1. . . Electronic device

10. . . Vehicle navigation system

2. . . Cloud server

100. . . Receiving module

101. . . Judging module

102. . . First computing module

103. . . Read module

104. . . Second computing module

105. . . Selection module

106. . . Storage module

1 is a diagram showing the operating environment of a preferred embodiment of the vehicle navigation system of the present invention.

2 is a functional block diagram of the vehicle navigation system 10 of FIG. 1.

3 is a flow chart showing the operation of a preferred embodiment of the vehicle navigation method of the present invention.

Fig. 4 is a schematic view showing the traveling path of the vehicle in the present invention.

Figure 5 is a schematic diagram of a vehicle navigation classification icon in the present invention.

Figure 6 is a schematic diagram of a vehicle navigation classification icon in another embodiment of the present invention.

10. . . Vehicle navigation system

100. . . Receiving module

101. . . Judging module

102. . . First computing module

103. . . Read module

104. . . Second computing module

105. . . Selection module

106. . . Storage module

Claims (8)

A vehicle navigation system, the system comprising:
a receiving module, configured to receive a departure place and a destination set by the user on the electronic device;
The reading module is configured to read, from the cloud server, an estimated time of the respective segments between the departure point and the destination in the corresponding time period according to the current system time of the electronic device;
a second calculation module, configured to calculate an estimated time used for each path from the departure place to the destination according to the estimated time of each road segment in the corresponding time period read; and selecting a module for The estimated time of each path is calculated, the path with the least time is selected, and the selected path is outputted by the electronic device for reference by the user.

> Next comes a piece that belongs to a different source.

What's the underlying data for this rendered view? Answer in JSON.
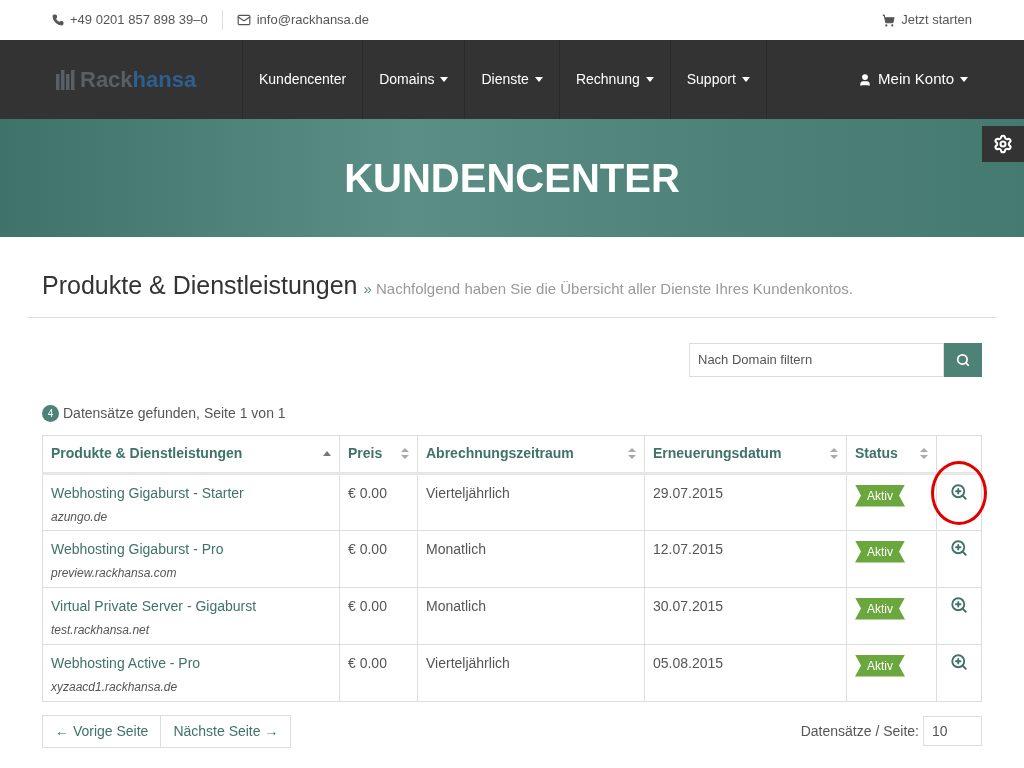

The vehicle navigation system of claim 1, wherein the system further comprises: a first calculation module, configured to calculate the departure point to the destination when the departure place and the destination are the same area The shortest path. The vehicle navigation system of claim 1, wherein the system further comprises: a storage module, configured to: when the user arrives at the destination, upload the path used by the user and the time used by each segment in the path to the cloud server. In the device. The vehicle navigation system of claim 1, wherein the estimated time used for each path is the sum of estimated times of all the segments constituting the path. A vehicle navigation method, the method comprising:
Receiving step of receiving a departure place and a destination set by the user on the electronic device;
a reading step of, according to the current system time of the electronic device, reading an estimated time of the road segment from the departure point to the destination in the corresponding time period from the cloud server;
The calculating step calculates an estimated time used for each path from the departure place to the destination according to the estimated time of each road segment in the corresponding time period read; and a selection step according to the calculated pre-perform of each path Estimating the time, selecting the path that takes the least time, and outputting the selected path to the electronic device for the user's reference. The vehicle navigation method of claim 5, wherein the method further comprises the steps of:
Determining whether the received departure place and destination are the same area;
When the departure place and the destination are not the same area, the above calculating step is performed; and when the departure place and the destination are the same area, the shortest path from the departure place to the destination is calculated. The vehicle navigation method of claim 5, wherein the method further comprises the step of: uploading the path used by the user and the time used by each segment in the path to the cloud server when the user arrives at the destination. The vehicle navigation method according to claim 5, wherein the estimated time used for each path is the sum of estimated times of all the road segments constituting the path.